13.8.08

cineklub

a rafael

Alguien me dijo en una ocasión que de personas había de tres tipos, los que no lo hacen nunca, los que lo hacen sólo una vez, y el resto.

"¿Qué hay de los que nunca se lo plantean?" Dije yo.

Cuando la conocí escondía su cabello, entonces pelirrojo, bajo una boina de lana morada. Vestía una camisa marrón a juego con su manera de mirarme y unos pantalones tejanos negros rotos por las rodillas. Su rostro no era para nada convencional y a pesar de no usar maquillaje resultaba maduro y elegante.

No había dos mesas iguales en el cineklub. No había tampoco dos sillas iguales. Me atrevería a decir que no había dos de lo mismo, sofás, sillones, taburetes, espejos, cuadros, esculturas, y un sinfín de cosas inútiles a la luz de una pretérita pantalla en la que proyectaban películas de Hitchcock, de Godard, de Allen, de Wenders, de Herzog, además de cortometrajes de directores de cine anónimos. Pero si en algo era diferente el cineklub era en que la mayoría de los que allí se reunían lo hacían por separado. Al cineklub la gente llegaba sola y se iba sola. Algunos huían, otros no.

De pequeño, además de aprender a querer ser mayor, descubrí el placer de dirigirme a un desconocido que no volvería a ver. Hay cosas que se aprenden de pequeño y se olvidan después. Eso nunca lo olvidé. De ahí que fuera incapaz de recordar un nombre, un rostro. Lo imprevisible de la interacción, ni el antes, ni el después, eso es.

Yo no iba al cineklub en busca de pasado, de futuro, yo iba en busca de lo efímero de una colección de ahoras. Así fue como la conocí, un año y dos meses después de haber comenzado a ir todos los jueves por la noche. Un año y dos meses después de haberme mudado a un dúplex en Sol.
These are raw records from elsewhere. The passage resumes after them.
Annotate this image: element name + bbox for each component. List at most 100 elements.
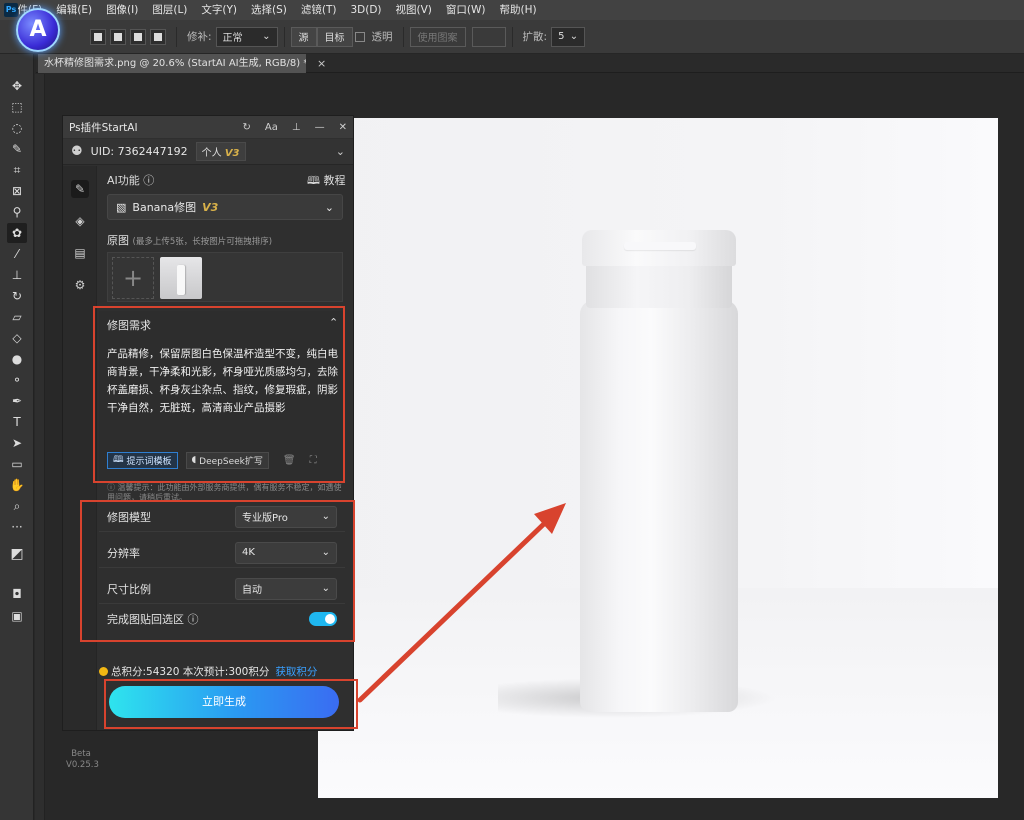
divider: [176, 26, 177, 47]
divider: [283, 26, 285, 47]
font-size-icon[interactable]: Aa: [265, 122, 278, 133]
use-pattern-button[interactable]: 使用图案: [409, 26, 466, 47]
paste-back-toggle[interactable]: [309, 612, 337, 626]
document-tab[interactable]: 水杯精修图需求.png @ 20.6% (StartAI AI生成, RGB/8…: [38, 54, 306, 73]
resolution-select[interactable]: 4K ⌄: [235, 541, 337, 564]
diffusion-select[interactable]: 5 ⌄: [551, 26, 586, 47]
upload-area: +: [107, 252, 343, 302]
clipboard-icon[interactable]: ▤: [71, 244, 89, 262]
menu-help[interactable]: 帮助(H): [493, 0, 544, 20]
ai-function-label: AI功能 ⓘ: [107, 174, 155, 187]
menu-type[interactable]: 文字(Y): [194, 0, 244, 20]
screen-mode-icon[interactable]: ▣: [7, 606, 27, 626]
dodge-tool-icon[interactable]: ⚬: [7, 370, 27, 390]
coin-icon: [99, 667, 108, 676]
settings-gear-icon[interactable]: ⚙: [71, 276, 89, 294]
stamp-tool-icon[interactable]: ⊥: [7, 265, 27, 285]
book-icon: 🕮: [113, 455, 124, 465]
refresh-icon[interactable]: ↻: [243, 122, 251, 133]
patch-tool-icon[interactable]: ✿: [7, 223, 27, 243]
original-thumbnail[interactable]: [160, 257, 202, 299]
close-icon[interactable]: ×: [317, 54, 326, 73]
more-tools-icon[interactable]: ···: [7, 517, 27, 537]
pin-icon[interactable]: ⊥: [292, 122, 301, 133]
account-badge: 个人 V3: [195, 142, 246, 161]
prompt-template-button[interactable]: 🕮 提示词模板: [107, 451, 178, 469]
original-image-label: 原图 (最多上传5张，长按图片可拖拽排序): [107, 232, 272, 248]
new-selection-icon[interactable]: [90, 28, 106, 45]
frame-tool-icon[interactable]: ⊠: [7, 181, 27, 201]
aspect-ratio-select[interactable]: 自动 ⌄: [235, 577, 337, 600]
zoom-tool-icon[interactable]: ⌕: [7, 496, 27, 516]
info-icon: ⓘ: [107, 483, 115, 492]
lasso-tool-icon[interactable]: ◌: [7, 118, 27, 138]
rectangle-tool-icon[interactable]: ▭: [7, 454, 27, 474]
quick-mask-icon[interactable]: ◘: [7, 584, 27, 604]
prompt-template-label: 提示词模板: [126, 456, 172, 467]
menu-view[interactable]: 视图(V): [389, 0, 439, 20]
expand-icon[interactable]: ⛶: [310, 455, 317, 466]
menu-image[interactable]: 图像(I): [99, 0, 145, 20]
function-select[interactable]: ▧ Banana修图 V3 ⌄: [107, 194, 343, 220]
menu-layer[interactable]: 图层(L): [145, 0, 194, 20]
menu-window[interactable]: 窗口(W): [439, 0, 493, 20]
subtract-selection-icon[interactable]: [130, 28, 146, 45]
tutorial-link[interactable]: 🕮 教程: [307, 172, 345, 191]
resolution-label: 分辨率: [107, 546, 140, 560]
chevron-up-icon[interactable]: ⌃: [329, 316, 338, 329]
path-select-icon[interactable]: ➤: [7, 433, 27, 453]
edit-request-title: 修图需求: [107, 319, 151, 332]
intersect-selection-icon[interactable]: [150, 28, 166, 45]
brush-tool-icon[interactable]: ⁄: [7, 244, 27, 264]
deepseek-label: DeepSeek扩写: [199, 456, 263, 467]
add-image-button[interactable]: +: [112, 257, 154, 299]
move-tool-icon[interactable]: ✥: [7, 76, 27, 96]
mode-select[interactable]: 正常 ⌄: [215, 26, 278, 47]
edit-request-section: 修图需求 ⌃ 产品精修，保留原图白色保温杯造型不变，纯白电商背景，干净柔和光影，…: [99, 311, 345, 481]
minimize-icon[interactable]: —: [315, 122, 325, 133]
type-tool-icon[interactable]: T: [7, 412, 27, 432]
startai-logo-icon: A: [16, 8, 60, 52]
uid-text: UID: 7362447192: [90, 145, 188, 158]
menu-filter[interactable]: 滤镜(T): [294, 0, 344, 20]
trash-icon[interactable]: 🗑: [283, 455, 296, 466]
account-row[interactable]: ⚉ UID: 7362447192 个人 V3 ⌄: [63, 139, 353, 165]
pen-tool-icon[interactable]: ✒: [7, 391, 27, 411]
chevron-down-icon: ⌄: [321, 547, 330, 558]
product-photo: [318, 118, 998, 798]
target-button[interactable]: 目标: [316, 26, 353, 47]
marquee-tool-icon[interactable]: ⬚: [7, 97, 27, 117]
book-icon: 🕮: [307, 174, 320, 187]
crop-tool-icon[interactable]: ⌗: [7, 160, 27, 180]
options-bar: 修补: 正常 ⌄ 源 目标 透明 使用图案 扩散: 5 ⌄: [0, 20, 1024, 54]
model-label: 修图模型: [107, 510, 151, 524]
pattern-swatch[interactable]: [471, 26, 506, 47]
paint-bucket-icon[interactable]: ◇: [7, 328, 27, 348]
color-swatch-icon[interactable]: ◩: [7, 544, 27, 564]
points-text: 总积分:54320 本次预计:300积分: [111, 666, 270, 678]
generate-button[interactable]: 立即生成: [109, 686, 339, 718]
menu-edit[interactable]: 编辑(E): [49, 0, 99, 20]
edit-icon[interactable]: ✎: [71, 180, 89, 198]
deepseek-expand-button[interactable]: ◖ DeepSeek扩写: [185, 451, 269, 469]
model-select[interactable]: 专业版Pro ⌄: [235, 505, 337, 528]
source-button[interactable]: 源: [290, 26, 317, 47]
layers-icon[interactable]: ◈: [71, 212, 89, 230]
history-brush-icon[interactable]: ↻: [7, 286, 27, 306]
eyedropper-tool-icon[interactable]: ⚲: [7, 202, 27, 222]
quick-select-tool-icon[interactable]: ✎: [7, 139, 27, 159]
add-selection-icon[interactable]: [110, 28, 126, 45]
diffusion-label: 扩散:: [522, 31, 548, 43]
get-points-link[interactable]: 获取积分: [275, 664, 317, 679]
menu-bar: Ps 文件(F) 编辑(E) 图像(I) 图层(L) 文字(Y) 选择(S) 滤…: [0, 0, 1024, 20]
menu-select[interactable]: 选择(S): [244, 0, 294, 20]
panel-side-rail: ✎ ◈ ▤ ⚙ Beta V0.25.3: [63, 166, 99, 770]
transparent-checkbox[interactable]: [354, 31, 365, 42]
hand-tool-icon[interactable]: ✋: [7, 475, 27, 495]
close-icon[interactable]: ✕: [339, 122, 347, 133]
blur-tool-icon[interactable]: ●: [7, 349, 27, 369]
edit-request-textarea[interactable]: 产品精修，保留原图白色保温杯造型不变，纯白电商背景，干净柔和光影，杯身哑光质感均…: [107, 345, 339, 417]
chevron-down-icon[interactable]: ⌄: [336, 145, 345, 158]
eraser-tool-icon[interactable]: ▱: [7, 307, 27, 327]
menu-3d[interactable]: 3D(D): [343, 0, 388, 20]
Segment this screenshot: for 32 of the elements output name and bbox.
"Te gusta Frank Capra?" Me preguntó mientras George Bailey recorría las calles de Bedford Falls.

"Me gusta Pottersville."

Era nueve años más joven que yo. Su manera de mirar, de sugerir, sus maneras todavía vírgenes. Un bálsamo. Con diecinueve años me había enamorado de una mujer de veintiocho que me abrió los ojos. Con veintiocho me enamoré de ella. Mientras caminaba solo hacia el metro la luna se escondía detrás de una solitaria nube consciente de que por primera vez el cineklub me había regalado algo más que un ahora.

Cuando llegué a casa ella estaba dormida sobre la mesa de su escritorio, rodeada de planos y maquetas como tantas otras noches. Se desperezó mientras me desnudaba. Mis ojos no mienten.

"Lo siento," dije yo.

"No lo sientas, tarde o temprano tenía que pasar," susurró ella, resignada, triste. "Al fin y al cabo, ¿qué me hace a mí diferente de las anteriores?"

Silencio.

"Es injusto para mí, pero ése eres tú. No te odio. ¿Quién sabe? Quizás esta vez sea diferente. Pero no, no lo será. Dentro de un tiempo, al igual que yo ahora, también ella tendrá que dejarte marchar. Porque bicho," acarició mis labios con los suyos. "Eres aceite."